Autre défi, environ 80 % des données collectées sont non structurées. « Nous avons mis en place des méthodes d’IA et de NLP pour extraire l’information de textes et la structurer afin de la rendre exploitable », relate le CDO.

« Toute la difficulté réside dans la liaison entre l’énoncé du critère et la manière dont il est évoqué dans le dossier patient ».
Dr. Antoine NeurazCDO, Stane

Ces algorithmes sont capables d’identifier les critères complexes et les faire correspondre avec le dossier d’un patient. « Toute la difficulté réside dans la liaison entre l’énoncé du critère et la manière dont il est évoqué dans le dossier patient », indique Antoine Neuraz. « Parfois, les critères d’exclusion sont plus difficiles à trouver : le fait qu’un patient n’est pas atteint de pathologie cardiovasculaire ne figure pas dans le dossier médical. Il faut pouvoir faire le lien entre ces informations et des vocabulaires de référence ».

Un seul critère « peut incorporer plusieurs concepts médicaux, qui ont des relations sémantiques de type conditionnelles ou temporelles ». Une mesure d’intersection est effectuée pour trouver les interdépendances entre les critères d’une étude.

Un cloud souverain pour soutenir une croissance « exponentielle »

Stane a fait le choix d’une infrastructure souveraine, et plus particulièrement le cloud public d’OVH. Une décision à l’opposé du choix initial des promoteurs du Health Data Hub.

 [OVHcloud] était le seul prestataire souverain qui proposait une offre de cloud public certifié HDS [hébergeur de données de santé, N.D.L.R.] au moment où nous avons pris notre décision ».
Dr. Antoine NeurazChief Data Officer, Stane

« C’était le seul prestataire souverain qui proposait une offre de cloud public certifié HDS [hébergeur de données de santé, N.D.L.R.] au moment où nous avons pris notre décision », affirme Antoine Neuraz. « Le cloud public nous permet de monter à l’échelle rapidement, nous n’avons pas trop de visibilité sur la vitesse à laquelle nous avons besoin de puissance de stockage et de calcul ».

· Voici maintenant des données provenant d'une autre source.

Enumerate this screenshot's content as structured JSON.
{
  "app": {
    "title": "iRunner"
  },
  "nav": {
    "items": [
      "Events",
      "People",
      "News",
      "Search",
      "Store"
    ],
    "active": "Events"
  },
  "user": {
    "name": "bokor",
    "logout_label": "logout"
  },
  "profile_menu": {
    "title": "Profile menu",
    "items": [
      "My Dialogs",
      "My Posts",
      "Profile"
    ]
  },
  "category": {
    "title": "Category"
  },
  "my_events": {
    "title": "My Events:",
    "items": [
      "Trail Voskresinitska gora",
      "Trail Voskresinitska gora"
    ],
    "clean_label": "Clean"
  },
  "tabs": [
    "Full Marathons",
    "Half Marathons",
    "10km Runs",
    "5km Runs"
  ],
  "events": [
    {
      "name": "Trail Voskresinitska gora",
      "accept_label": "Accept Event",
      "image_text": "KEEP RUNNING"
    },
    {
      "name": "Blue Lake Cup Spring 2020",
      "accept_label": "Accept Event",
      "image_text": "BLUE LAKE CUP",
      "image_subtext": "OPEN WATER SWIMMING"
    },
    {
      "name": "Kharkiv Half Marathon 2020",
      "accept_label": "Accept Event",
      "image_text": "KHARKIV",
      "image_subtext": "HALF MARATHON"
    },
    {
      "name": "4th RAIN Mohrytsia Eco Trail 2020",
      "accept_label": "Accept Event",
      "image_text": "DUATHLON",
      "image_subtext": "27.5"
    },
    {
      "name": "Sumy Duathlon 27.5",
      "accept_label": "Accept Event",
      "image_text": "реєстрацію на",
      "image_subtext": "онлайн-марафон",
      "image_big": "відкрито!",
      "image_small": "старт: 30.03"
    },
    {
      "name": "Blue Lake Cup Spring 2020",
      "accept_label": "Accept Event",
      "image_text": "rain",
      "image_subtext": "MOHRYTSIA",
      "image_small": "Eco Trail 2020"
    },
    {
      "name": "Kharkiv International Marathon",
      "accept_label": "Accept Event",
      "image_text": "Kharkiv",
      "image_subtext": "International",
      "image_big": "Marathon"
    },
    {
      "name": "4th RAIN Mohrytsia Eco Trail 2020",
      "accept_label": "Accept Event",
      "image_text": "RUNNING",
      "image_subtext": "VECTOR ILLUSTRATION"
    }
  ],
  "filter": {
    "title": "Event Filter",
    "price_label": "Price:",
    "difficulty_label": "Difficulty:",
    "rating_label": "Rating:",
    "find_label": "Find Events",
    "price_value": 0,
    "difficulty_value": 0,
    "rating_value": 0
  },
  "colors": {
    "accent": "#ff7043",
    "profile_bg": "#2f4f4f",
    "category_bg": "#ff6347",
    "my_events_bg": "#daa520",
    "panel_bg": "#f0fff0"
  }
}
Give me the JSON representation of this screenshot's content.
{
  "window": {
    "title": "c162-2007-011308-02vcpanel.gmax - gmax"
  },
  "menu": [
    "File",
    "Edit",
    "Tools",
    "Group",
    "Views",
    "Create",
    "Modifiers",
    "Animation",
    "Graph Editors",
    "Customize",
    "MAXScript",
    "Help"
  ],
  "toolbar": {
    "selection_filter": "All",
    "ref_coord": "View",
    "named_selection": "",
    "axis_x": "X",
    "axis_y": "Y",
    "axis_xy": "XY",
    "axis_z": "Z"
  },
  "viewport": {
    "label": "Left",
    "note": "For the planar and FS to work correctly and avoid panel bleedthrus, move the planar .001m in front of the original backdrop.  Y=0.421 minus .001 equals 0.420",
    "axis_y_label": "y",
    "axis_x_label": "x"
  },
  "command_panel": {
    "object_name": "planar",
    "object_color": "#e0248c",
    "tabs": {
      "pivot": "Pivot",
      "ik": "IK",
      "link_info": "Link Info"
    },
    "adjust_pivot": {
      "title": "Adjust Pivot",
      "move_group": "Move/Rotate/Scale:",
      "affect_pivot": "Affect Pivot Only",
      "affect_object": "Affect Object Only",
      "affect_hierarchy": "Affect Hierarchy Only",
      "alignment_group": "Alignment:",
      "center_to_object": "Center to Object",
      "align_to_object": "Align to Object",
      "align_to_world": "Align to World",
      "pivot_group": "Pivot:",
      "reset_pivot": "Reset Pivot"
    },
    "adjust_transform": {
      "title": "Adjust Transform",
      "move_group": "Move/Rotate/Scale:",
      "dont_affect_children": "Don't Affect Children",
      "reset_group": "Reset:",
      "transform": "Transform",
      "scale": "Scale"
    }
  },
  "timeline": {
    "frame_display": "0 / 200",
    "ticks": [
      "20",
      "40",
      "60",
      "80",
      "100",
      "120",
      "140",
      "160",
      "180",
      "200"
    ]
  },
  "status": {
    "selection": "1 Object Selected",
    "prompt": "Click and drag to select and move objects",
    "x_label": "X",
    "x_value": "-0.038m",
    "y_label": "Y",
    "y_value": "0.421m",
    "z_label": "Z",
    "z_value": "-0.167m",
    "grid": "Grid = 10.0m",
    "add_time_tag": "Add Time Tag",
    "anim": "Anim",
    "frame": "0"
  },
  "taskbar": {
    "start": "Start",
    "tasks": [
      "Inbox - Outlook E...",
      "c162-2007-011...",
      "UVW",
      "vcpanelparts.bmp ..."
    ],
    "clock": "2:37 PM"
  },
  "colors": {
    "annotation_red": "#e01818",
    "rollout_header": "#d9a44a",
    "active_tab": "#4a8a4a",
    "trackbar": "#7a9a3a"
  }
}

Les structures de soins accompagnées par Stane rassemblent environ 1,7 million de patients. Autant de personnes qui peuvent potentiellement participer à une étude clinique. Sachant que chaque médecin a environ 20 Go de données patients.

Actuellement, Stane mène près de 20 études en médecine de ville et projette de réaliser cinquante études d’ici la fin de l’année. « C’est exponentiel. Plus nous aurons d’études proposées par des porteurs de projets, plus nous aurons de médecins qui souhaiteront nous rejoindre, plus le nombre d’études simultanées va croître », anticipe Mehdi Djelamani.

Les études en cours portent sur les dispositifs médicaux, notamment avec Apnea pour la détection de l’apnée du sommeil via smartphone, et sur la psychiatrie avec Calliope, qui développe une IA capable de détecter des biomarqueurs vocaux de la dépression. Elles incluent également des collaborations hospitalières en cardiologie, pneumologie, psychiatrie, santé mentale et santé de la femme, ainsi que des projets industriels en cardiologie et diabétologie.

Outre l’ajout de fonctionnalité d’IA, Stane prévoit de participer à des projets de fédération d’entrepôts de données, potentiellement avec des hôpitaux, SOS Médecins et des groupements de biologie de ville. « L’idée serait de pouvoir faire une requête, voire d’entraîner des modèles d’IA sur plusieurs entrepôts de données de santé sans avoir à déplacer les données », évoque Antoine Neuraz. Avec d’autres, Stane compte explorer plusieurs techniques, dont le chiffrement homomorphe et la confidentialité différentielle.